Eleanor Farber, Arum Road
These people who sit around a table and sign off plans are clueless. It means nothing to them (“Plan for Arum Road flats draws fire,” Tabletalk, October 9).
Deputy mayor Eddie Andrews says the development applicant had “motivated his application in accordance with legislated desirability criteria and due process has been followed”. Of course the applicant has, along with all the other greedy developers who have done the same but are not mentioned by Alderman Andrews.
If Alderman Andrews had to live in our area, I doubt he would be signing off all these property departures and authorising high-rise blocks of minute pigeon holes. Where do our rights feature? We bought into single residential, established ourselves, and now it has been taken away.

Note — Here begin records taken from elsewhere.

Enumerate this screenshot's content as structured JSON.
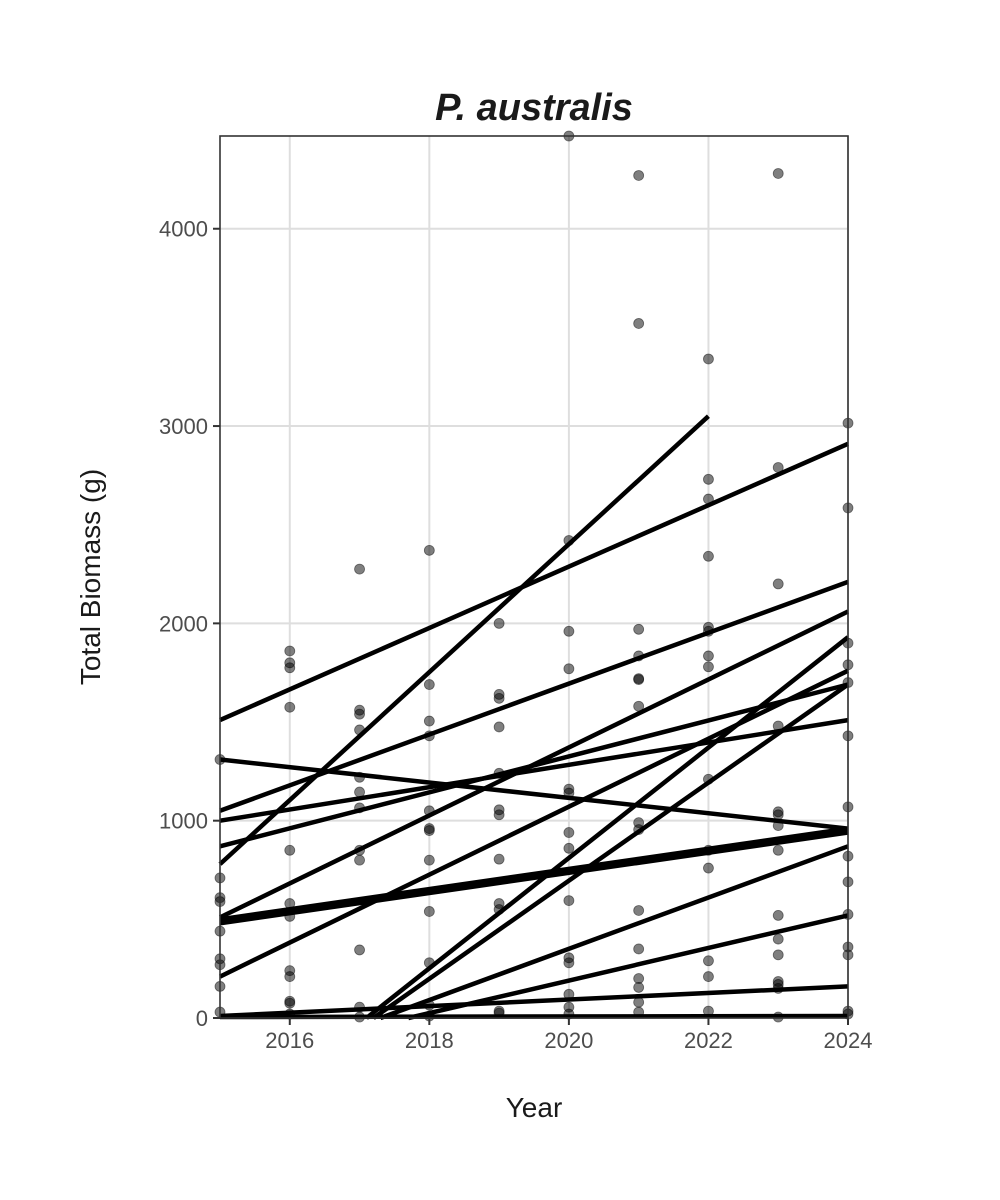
{
  "chart_data": {
    "type": "scatter",
    "title": "P. australis",
    "xlabel": "Year",
    "ylabel": "Total Biomass (g)",
    "xlim": [
      2015,
      2024
    ],
    "ylim": [
      0,
      4470
    ],
    "x_ticks": [
      2016,
      2018,
      2020,
      2022,
      2024
    ],
    "y_ticks": [
      0,
      1000,
      2000,
      3000,
      4000
    ],
    "grid": true,
    "legend": "none",
    "points": [
      {
        "x": 2015,
        "y": 1310
      },
      {
        "x": 2015,
        "y": 710
      },
      {
        "x": 2015,
        "y": 610
      },
      {
        "x": 2015,
        "y": 590
      },
      {
        "x": 2015,
        "y": 440
      },
      {
        "x": 2015,
        "y": 300
      },
      {
        "x": 2015,
        "y": 270
      },
      {
        "x": 2015,
        "y": 160
      },
      {
        "x": 2015,
        "y": 30
      },
      {
        "x": 2016,
        "y": 1860
      },
      {
        "x": 2016,
        "y": 1800
      },
      {
        "x": 2016,
        "y": 1775
      },
      {
        "x": 2016,
        "y": 1575
      },
      {
        "x": 2016,
        "y": 850
      },
      {
        "x": 2016,
        "y": 580
      },
      {
        "x": 2016,
        "y": 515
      },
      {
        "x": 2016,
        "y": 240
      },
      {
        "x": 2016,
        "y": 210
      },
      {
        "x": 2016,
        "y": 85
      },
      {
        "x": 2016,
        "y": 75
      },
      {
        "x": 2016,
        "y": 20
      },
      {
        "x": 2017,
        "y": 2275
      },
      {
        "x": 2017,
        "y": 1560
      },
      {
        "x": 2017,
        "y": 1540
      },
      {
        "x": 2017,
        "y": 1460
      },
      {
        "x": 2017,
        "y": 1220
      },
      {
        "x": 2017,
        "y": 1145
      },
      {
        "x": 2017,
        "y": 1065
      },
      {
        "x": 2017,
        "y": 850
      },
      {
        "x": 2017,
        "y": 800
      },
      {
        "x": 2017,
        "y": 345
      },
      {
        "x": 2017,
        "y": 55
      },
      {
        "x": 2017,
        "y": 5
      },
      {
        "x": 2018,
        "y": 2370
      },
      {
        "x": 2018,
        "y": 1690
      },
      {
        "x": 2018,
        "y": 1505
      },
      {
        "x": 2018,
        "y": 1430
      },
      {
        "x": 2018,
        "y": 1050
      },
      {
        "x": 2018,
        "y": 960
      },
      {
        "x": 2018,
        "y": 950
      },
      {
        "x": 2018,
        "y": 800
      },
      {
        "x": 2018,
        "y": 540
      },
      {
        "x": 2018,
        "y": 280
      },
      {
        "x": 2018,
        "y": 65
      },
      {
        "x": 2018,
        "y": 10
      },
      {
        "x": 2019,
        "y": 2000
      },
      {
        "x": 2019,
        "y": 1640
      },
      {
        "x": 2019,
        "y": 1620
      },
      {
        "x": 2019,
        "y": 1475
      },
      {
        "x": 2019,
        "y": 1240
      },
      {
        "x": 2019,
        "y": 1055
      },
      {
        "x": 2019,
        "y": 1030
      },
      {
        "x": 2019,
        "y": 805
      },
      {
        "x": 2019,
        "y": 580
      },
      {
        "x": 2019,
        "y": 550
      },
      {
        "x": 2019,
        "y": 35
      },
      {
        "x": 2019,
        "y": 25
      },
      {
        "x": 2020,
        "y": 4470
      },
      {
        "x": 2020,
        "y": 2420
      },
      {
        "x": 2020,
        "y": 1960
      },
      {
        "x": 2020,
        "y": 1770
      },
      {
        "x": 2020,
        "y": 1160
      },
      {
        "x": 2020,
        "y": 1140
      },
      {
        "x": 2020,
        "y": 940
      },
      {
        "x": 2020,
        "y": 860
      },
      {
        "x": 2020,
        "y": 595
      },
      {
        "x": 2020,
        "y": 305
      },
      {
        "x": 2020,
        "y": 280
      },
      {
        "x": 2020,
        "y": 120
      },
      {
        "x": 2020,
        "y": 55
      },
      {
        "x": 2020,
        "y": 20
      },
      {
        "x": 2021,
        "y": 4270
      },
      {
        "x": 2021,
        "y": 3520
      },
      {
        "x": 2021,
        "y": 1970
      },
      {
        "x": 2021,
        "y": 1835
      },
      {
        "x": 2021,
        "y": 1720
      },
      {
        "x": 2021,
        "y": 1715
      },
      {
        "x": 2021,
        "y": 1580
      },
      {
        "x": 2021,
        "y": 990
      },
      {
        "x": 2021,
        "y": 955
      },
      {
        "x": 2021,
        "y": 545
      },
      {
        "x": 2021,
        "y": 350
      },
      {
        "x": 2021,
        "y": 200
      },
      {
        "x": 2021,
        "y": 155
      },
      {
        "x": 2021,
        "y": 80
      },
      {
        "x": 2021,
        "y": 30
      },
      {
        "x": 2022,
        "y": 3340
      },
      {
        "x": 2022,
        "y": 2730
      },
      {
        "x": 2022,
        "y": 2630
      },
      {
        "x": 2022,
        "y": 2340
      },
      {
        "x": 2022,
        "y": 1980
      },
      {
        "x": 2022,
        "y": 1960
      },
      {
        "x": 2022,
        "y": 1835
      },
      {
        "x": 2022,
        "y": 1780
      },
      {
        "x": 2022,
        "y": 1210
      },
      {
        "x": 2022,
        "y": 850
      },
      {
        "x": 2022,
        "y": 760
      },
      {
        "x": 2022,
        "y": 290
      },
      {
        "x": 2022,
        "y": 210
      },
      {
        "x": 2022,
        "y": 35
      },
      {
        "x": 2023,
        "y": 4280
      },
      {
        "x": 2023,
        "y": 2790
      },
      {
        "x": 2023,
        "y": 2200
      },
      {
        "x": 2023,
        "y": 1480
      },
      {
        "x": 2023,
        "y": 1045
      },
      {
        "x": 2023,
        "y": 1030
      },
      {
        "x": 2023,
        "y": 975
      },
      {
        "x": 2023,
        "y": 850
      },
      {
        "x": 2023,
        "y": 520
      },
      {
        "x": 2023,
        "y": 400
      },
      {
        "x": 2023,
        "y": 320
      },
      {
        "x": 2023,
        "y": 185
      },
      {
        "x": 2023,
        "y": 170
      },
      {
        "x": 2023,
        "y": 150
      },
      {
        "x": 2023,
        "y": 5
      },
      {
        "x": 2024,
        "y": 3015
      },
      {
        "x": 2024,
        "y": 2585
      },
      {
        "x": 2024,
        "y": 1900
      },
      {
        "x": 2024,
        "y": 1790
      },
      {
        "x": 2024,
        "y": 1700
      },
      {
        "x": 2024,
        "y": 1430
      },
      {
        "x": 2024,
        "y": 1070
      },
      {
        "x": 2024,
        "y": 820
      },
      {
        "x": 2024,
        "y": 690
      },
      {
        "x": 2024,
        "y": 525
      },
      {
        "x": 2024,
        "y": 360
      },
      {
        "x": 2024,
        "y": 320
      },
      {
        "x": 2024,
        "y": 35
      },
      {
        "x": 2024,
        "y": 20
      }
    ],
    "lines": [
      {
        "x": [
          2015,
          2024
        ],
        "y": [
          1510,
          2910
        ]
      },
      {
        "x": [
          2015,
          2022
        ],
        "y": [
          780,
          3050
        ]
      },
      {
        "x": [
          2015,
          2024
        ],
        "y": [
          1050,
          2210
        ]
      },
      {
        "x": [
          2015,
          2024
        ],
        "y": [
          1310,
          960
        ]
      },
      {
        "x": [
          2015,
          2024
        ],
        "y": [
          1000,
          1510
        ]
      },
      {
        "x": [
          2015,
          2024
        ],
        "y": [
          870,
          1690
        ]
      },
      {
        "x": [
          2015,
          2024
        ],
        "y": [
          510,
          2060
        ]
      },
      {
        "x": [
          2015,
          2024
        ],
        "y": [
          500,
          960
        ]
      },
      {
        "x": [
          2015,
          2024
        ],
        "y": [
          480,
          940
        ]
      },
      {
        "x": [
          2015,
          2024
        ],
        "y": [
          210,
          1760
        ]
      },
      {
        "x": [
          2017.1,
          2024
        ],
        "y": [
          0,
          1930
        ]
      },
      {
        "x": [
          2017.2,
          2024
        ],
        "y": [
          0,
          1690
        ]
      },
      {
        "x": [
          2017.3,
          2024
        ],
        "y": [
          0,
          870
        ]
      },
      {
        "x": [
          2017.7,
          2024
        ],
        "y": [
          0,
          520
        ]
      },
      {
        "x": [
          2015,
          2024
        ],
        "y": [
          10,
          160
        ]
      },
      {
        "x": [
          2015,
          2024
        ],
        "y": [
          5,
          10
        ]
      }
    ]
  }
}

More people in Arum Road, yet we don’t have pavements for pedestrians. During peak hours, we cannot get out of our driveway as traffic is backed up bumper to bumper. Just one car parked in the road causes a major problem.
Has Alderman Andrews visited the area in the early morning before school? Table View High and Junior schools are on the Flamingo Vlei side of Blaauwberg Road. The residents from the Winelands side have to cross over Blaauwberg Road. All the roads become gridlocked, there is no access to the R27 besides Wood Drive, Janssens Avenue and Raats Drive, which is near impossible to access at the Bayside circle from Arum Road.
Blaauwberg Road and the MyCiTi bus lanes were built with a huge centre island but no yellow lane pull-off. Emergency vehicles, ambulances, fire trucks etc are blocked in traffic with sirens going and life-saving minutes ticking away because there is no space to get through. That’s just in normal peak traffic. What is going to happen if Koeberg sirens go off and we are told to evacuate?
What happens to objections? They seem to evaporate into thin air or fall on deaf ears and into File 13. There are currently four or five, possibly more, applications in for high-rises in Arum Road.
One resident in Arum is going to be between two blocks of flats. At his stage of life, he cannot move. Where is his right to privacy and sunlight? How can the residents of Arum Road be overlooked like this while the City is dead set on turning our tree-lined road into another Parklands Main Road.
Such radical changes being made to an area should come from people that live in the area and have to suffer the frustrations on a daily basis. Where was the building inspector when 119 Arum was being constructed? That is a perfect example of the City not caring. Best I don’t get going on that now. Years down the line and it is standing empty, someone needs to ask why. Thank you Tabletalk for your input.
Leo Minnaar, Arum Road
It’s a bit of a straw man tactic. One block of flats will not cause congestion for the sewerage or traffic per se, but this is not the first one being built. They have not taken (I’m intentionally giving them credit that they are aware of things) into account all the others that have already been passed and built.
This project is not a stand-alone but part of a collection of buildings going up. Don’t let them deceive you by saying, “We are following the rules.” Who made the rules? Who is busy seeking to change the rules and who is benefiting financially and at whose expense? You can fool some of the people some of the time but not all the people all the time.
Denis van der Linde, Arum Road
I write this letter as a very concerned owner of a property in Arum Road, Table View. It is extremely sad to see how the City of Cape Town is letting greedy developers buy up lovely established family homes only to knock them down to build flats.
As it is, the traffic getting out of Table View in the morning is hectic. Let’s look at what the road in Arum Road looks like already. The top end is in dire need of repair. One can only imagine what the sewerage problem is going to be like when all these three-storey blocks are completed. These pipes were not built to handle all these extra buildings.
What was once a home with maybe a family of four is now going to be 15 to 20 units with who knows how many people living in that unit.
What about the families who had the confidence to buy a home with their hard-earned money only to end up now with a block of flats overlooking their homes and shading their homes from the sun during the day? It is time for the City of Cape Town to protect its homeowners from overcrowding of established suburbs.
Paul Potts, Arum Road
We object as there are four current developments approved for Arum Road. Collectively it will put too much strain on traffic and the drainage system. We have to stop the corruption and greed.